Yes it helps, only to be in the negative connotation of helping. However justified my point of view looks like, the ‘me’ factor in the other person would not allow him to incline his head in agreement. I am consciously avoiding the term ‘ego’ here, because most of us consider this to be negative, we tend to forget that amour propre is a sense of self-worth or self-respect. So when every human being’s self-worth is important, how can you justify yours? Many thoughts suggest to confront such scenarios so that you can make your points felt. My personal experiences suggest me that confrontations only bring more confrontations and ultimately you feel lost in the tide. During my long career as people manager in profession, a husband and a father at home, I have experienced that getting into a confrontation in any form to justify your self-worth, is a never-ending process and it’s a lose-lose game. Self-worth, cannot be justified; it appears, by your sincerity in a relationship, by commitment and by immense maturity.

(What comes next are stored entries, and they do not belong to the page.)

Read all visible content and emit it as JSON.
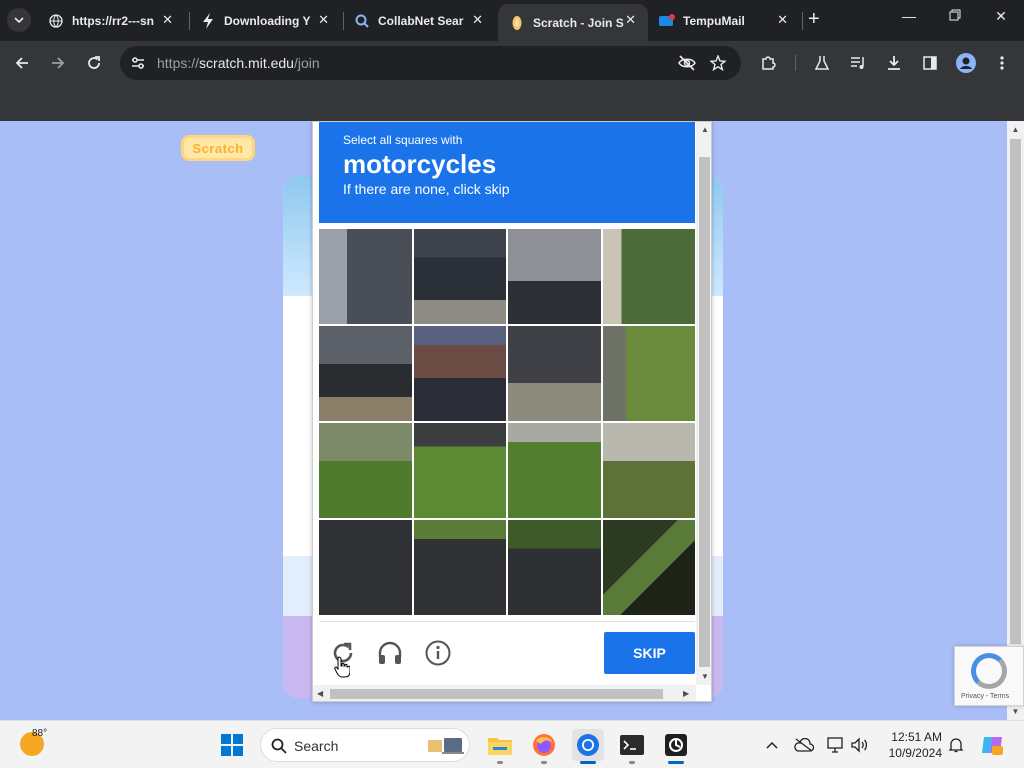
{
  "browser": {
    "tabs": [
      {
        "title": "https://rr2---sn",
        "icon": "globe-icon",
        "active": false
      },
      {
        "title": "Downloading Y",
        "icon": "lightning-icon",
        "active": false
      },
      {
        "title": "CollabNet Sear",
        "icon": "search-icon",
        "active": false
      },
      {
        "title": "Scratch - Join S",
        "icon": "scratch-cat-icon",
        "active": true
      },
      {
        "title": "TempuMail",
        "icon": "tempumail-icon",
        "active": false
      }
    ],
    "address": {
      "scheme": "https://",
      "host": "scratch.mit.edu",
      "path": "/join"
    }
  },
  "page": {
    "logo_text": "Scratch"
  },
  "captcha": {
    "instruction_line1": "Select all squares with",
    "target": "motorcycles",
    "instruction_line2": "If there are none, click skip",
    "skip_label": "SKIP",
    "rows": 4,
    "cols": 4,
    "badge_links": "Privacy - Terms"
  },
  "taskbar": {
    "weather_temp": "88°",
    "search_label": "Search",
    "time": "12:51 AM",
    "date": "10/9/2024"
  },
  "colors": {
    "captcha_blue": "#1a73e8",
    "page_background": "#a9bdf6",
    "chrome_dark": "#202124"
  }
}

One definite sign of such maturity is the ‘power of silence’, I call it strategic silence. The period of silence makes your mind calm, helps in settling down the chatter going on in your head and you buy some time to ‘respond’ to a situation, rather than ‘reacting’ to it. I remember one such incidence where one fine morning, my reporting manager started reacting to every sentence of mine. During initial couple of moments, I tried to justify myself, but those were apparently re-fueling his already cluttered hammering. Clearly, he was not in his normal self and something has already made him disturbed. Consciously, for the first time, I withdrew myself internally and told him that I will come back after some time to discuss the point.  I left his office quietly, and could sense a sudden void in the chatter process behind. During evening hours, he called me back and wanted to know the point of discussion once again, this time in his normal self, constructive to ideas and open to thoughts. A momentary silence has done it’s trick.

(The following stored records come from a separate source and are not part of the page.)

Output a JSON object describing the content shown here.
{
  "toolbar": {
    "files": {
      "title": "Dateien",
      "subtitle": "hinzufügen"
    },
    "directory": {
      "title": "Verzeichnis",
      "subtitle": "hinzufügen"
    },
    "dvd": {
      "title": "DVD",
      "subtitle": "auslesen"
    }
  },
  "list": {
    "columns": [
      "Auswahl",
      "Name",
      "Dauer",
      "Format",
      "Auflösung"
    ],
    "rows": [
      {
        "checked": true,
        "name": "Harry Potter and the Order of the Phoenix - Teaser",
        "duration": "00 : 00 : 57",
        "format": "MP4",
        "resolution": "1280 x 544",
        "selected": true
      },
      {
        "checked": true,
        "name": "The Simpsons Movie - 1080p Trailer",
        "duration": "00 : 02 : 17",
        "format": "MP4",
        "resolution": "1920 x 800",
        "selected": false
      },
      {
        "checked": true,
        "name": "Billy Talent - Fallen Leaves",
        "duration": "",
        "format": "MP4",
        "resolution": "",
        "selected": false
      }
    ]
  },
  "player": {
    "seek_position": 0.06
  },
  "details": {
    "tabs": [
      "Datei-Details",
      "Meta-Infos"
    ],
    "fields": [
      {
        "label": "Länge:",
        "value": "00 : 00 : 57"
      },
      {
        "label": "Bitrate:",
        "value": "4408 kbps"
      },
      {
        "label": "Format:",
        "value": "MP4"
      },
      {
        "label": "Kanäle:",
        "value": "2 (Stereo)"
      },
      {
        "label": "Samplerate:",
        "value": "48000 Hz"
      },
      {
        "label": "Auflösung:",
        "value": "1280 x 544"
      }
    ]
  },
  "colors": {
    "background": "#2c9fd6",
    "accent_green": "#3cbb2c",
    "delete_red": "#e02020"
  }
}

There is a problem, though. This problem is with our ‘self-perception’. We think that if we remain silent in a turbulent situation, we are incapable of withstanding it. The moment a bullet is fired at me, I have to retaliate. We have grown up listening to proverbs like ‘offence is the best form of defense’. But my two cents on this is that, offence is definitely not the best strategy in human relationships. All human relations slowly grow on trust, social compatibility and commitment, the degree and extent may vary from relation to relation.
A single incidence of offence has the potential to ruin the very basis of any relationship. Retaliation is lethal, silence is wholesome.

Silence has to be practiced. The very nature of human existence is to retaliate or be offensive. Even during the pre-evolutionary stage, human beings had to constantly launch offensive attacks against their surroundings for mere survival. During that stage of evolution, human relations were not evolved and hence there was no need to be responsive. So, when we consciously practice strategic silence, we have to struggle against our basic evolutionary character. It takes time and energy. But once mastered, silence can be your best friend forever (Please keep aside the iconic silence pattern of one of our previous Prime Ministers, though).

Silence, rather thoughtful silence, can win over adverse situations. Silence is not weakness. It doesn’t at all mean that I don’t have a point of view. I have one, very thoughtful one, which I would share when there is peace and that is my power – ‘The Power of Silence’.

Comments

  1. An excellent article. The comment on our EX PM's iconic silence could have been avoided. His silence was not without reason. He used his position to do maximum good for the nation. MNREGA, FOOD SECURITY BILL, LAND ACQUISITION ACT, RTI ACT are major contributions. Maybe, his silence allowed him to continue as PM & serve the nation.